Japan passes a democracy-muzzling Patriot Act - adventured
http://www.globalpost.com/dispatch/news/regions/asia-pacific/japan/131206/japan-s-parliament-democracy-muzzling-secrecy-law

======
veidr
This is an infuriating and sad event. It's also the first time I have seen the
members of the Japanese parliament embroiled in an in-your-face shouting match
that looked perilously close to coming to blows.

As an American, the demise of the rule of law in my own country was really
hard to go through. As an expat now living in Japan, one of the awesome things
about being here was that although it's a wildly different environment and
culture, the rule of law, freedom of speech, and fundamental democracy have
been unquestioned. If you violate the law, and are caught, there are
consequences -- like it was the USA of my youth.

This isn't just a 'secrecy' law; as (vaguely) written, it is also a
_censorship_ law that goes even further than the US 'PATRIOT' act. You can
theoretically be imprisoned for a tweet, or a peaceful gathering, or basically
if the government just waves its hands and mumbles 'terrorism'.

This kind of law was one of the main lubricants for the United States's
ignominious slide into unlawful, unconstitutional depravity: kidnapping,
imprisonment without charge, assassination, murder, torture. Once something
can not be found out -- or cannot be published or discussed even if it is
found out -- the government and various bad actors within it have a shield
that lets them ignore the law or the constitution and do what the fuck they
want.

I don't envision Japan going as bad as America any time soon -- it has, after
all been the most peaceful major nation of the last 65 years, having not
exercised military aggression toward any nation in that time.[1]

But still, the degradation of a democratic society is something to be
lamented. And America's role in overturning its own best legacy is shameful.

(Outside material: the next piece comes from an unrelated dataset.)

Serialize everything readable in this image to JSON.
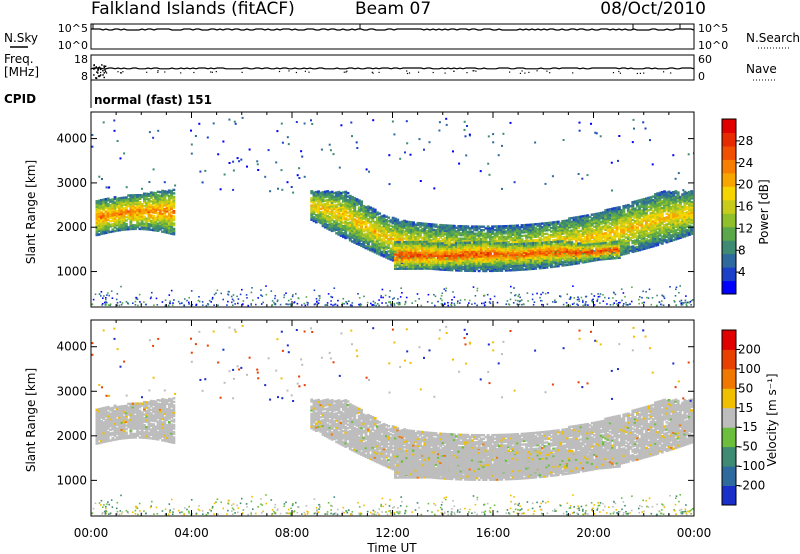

[1]: But: one (unsubstantiated) theory I have heard floated is that this was
rammed through as a presage to a secret Japanese nuclear weapons program. With
China becoming an increasingly aggressive and hostile bad actor in Asia, using
its military to make wild bombastic threats against Japan (and Vietnam, and
the Philippines), unilaterally trying to assert ownership over more and more
territory in the region, Japan has found itself in a situation that looks more
and more like the USSR-era Cold War -- but with no hope other than to rely on
the US for protection.

------
adventured
The largest low crime country in world history, using terrorism as a straw-man
to destroy freedom of speech, with heavy pressure from the first country to
properly enshrine freedom of speech into a constitution. What is the world
coming to....

I'm not sure what all of this qualifies as, if not a wave of fascism
enveloping the globe. Not so different from the authoritarian waves that
occurred in the 20th century (lest anyone thought such things were somehow
impossible just because a few decades had passed).